Editorial: Planning & perspective

Homeowners are battling what they see as encroachments into residential neighborhoods, and participation makes the process work as it should. But perspective is also helpful.
The Planning and Zoning Commission just turned down a request to remove private clubs as a permitted use, a change sought by the Peaceable Street neighbors worried about an ice skating club. Previously, a rehab facility on Old West Mountain Road was withdrawn after vehement neighborhood opposition. Now a small bed and breakfast on Circle Drive has sparked neighborhood concern.

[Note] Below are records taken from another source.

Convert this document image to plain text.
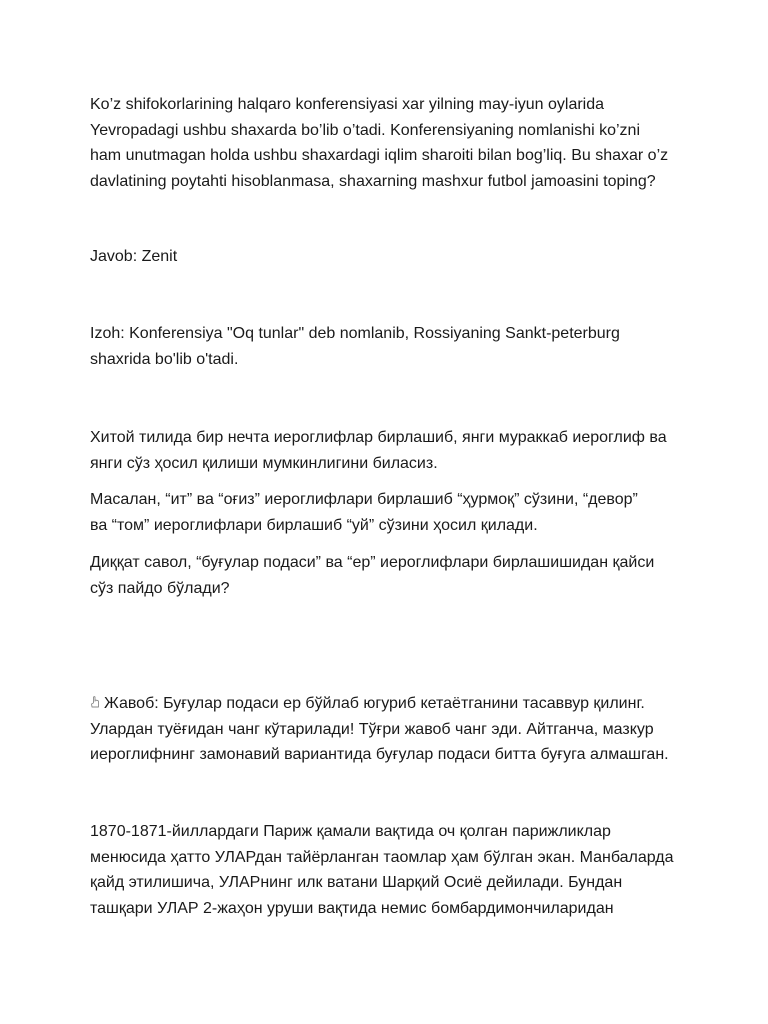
Ko’z shifokorlarining halqaro konferensiyasi xar yilning may-iyun oylarida
Yevropadagi ushbu shaxarda bo’lib o’tadi. Konferensiyaning nomlanishi ko’zni
ham unutmagan holda ushbu shaxardagi iqlim sharoiti bilan bog’liq. Bu shaxar o’z
davlatining poytahti hisoblanmasa, shaxarning mashxur futbol jamoasini toping?

Javob: Zenit

Izoh: Konferensiya "Oq tunlar" deb nomlanib, Rossiyaning Sankt-peterburg
shaxrida bo'lib o'tadi.

Хитой тилида бир нечта иероглифлар бирлашиб, янги мураккаб иероглиф ва
янги сўз ҳосил қилиши мумкинлигини биласиз.

Масалан, “ит” ва “оғиз” иероглифлари бирлашиб “ҳурмоқ” сўзини, “девор”
ва “том” иероглифлари бирлашиб “уй” сўзини ҳосил қилади.

Диққат савол, “буғулар подаси” ва “ер” иероглифлари бирлашишидан қайси
сўз пайдо бўлади?

Жавоб: Буғулар подаси ер бўйлаб югуриб кетаётганини тасаввур қилинг.
Улардан туёғидан чанг кўтарилади! Тўғри жавоб чанг эди. Айтганча, мазкур
иероглифнинг замонавий вариантида буғулар подаси битта буғуга алмашган.

1870-1871-йиллардаги Париж қамали вақтида оч қолган парижликлар
менюсида ҳатто УЛАРдан тайёрланган таомлар ҳам бўлган экан. Манбаларда
қайд этилишича, УЛАРнинг илк ватани Шарқий Осиё дейилади. Бундан
ташқари УЛАР 2-жаҳон уруши вақтида немис бомбардимончиларидан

People are within their rights — and, often, doing a public service — when they get involved, study-up on development plans, attend meetings, speak their minds. But perspective means understanding the process. It’s a balancing of rights: the right to sell land, develop, do business, make a profit; and the right to enjoy a home, a neighborhood, in peace and tranquility.
Mortgage-burdened homeowners can react strongly to what they view as threats to property values. Often people rise up to “protect” against changes that wouldn’t really harm their neighborhoods, wouldn’t send values plummeting.
Planning and Zoning law gives the town authority to introduce order, and set limits: to say no to building an auto racing track next to the senior citizens’ housing. But it doesn’t empower people to halt all change and growth.
Let’s care, participate, speak out. But let’s not lose perspective.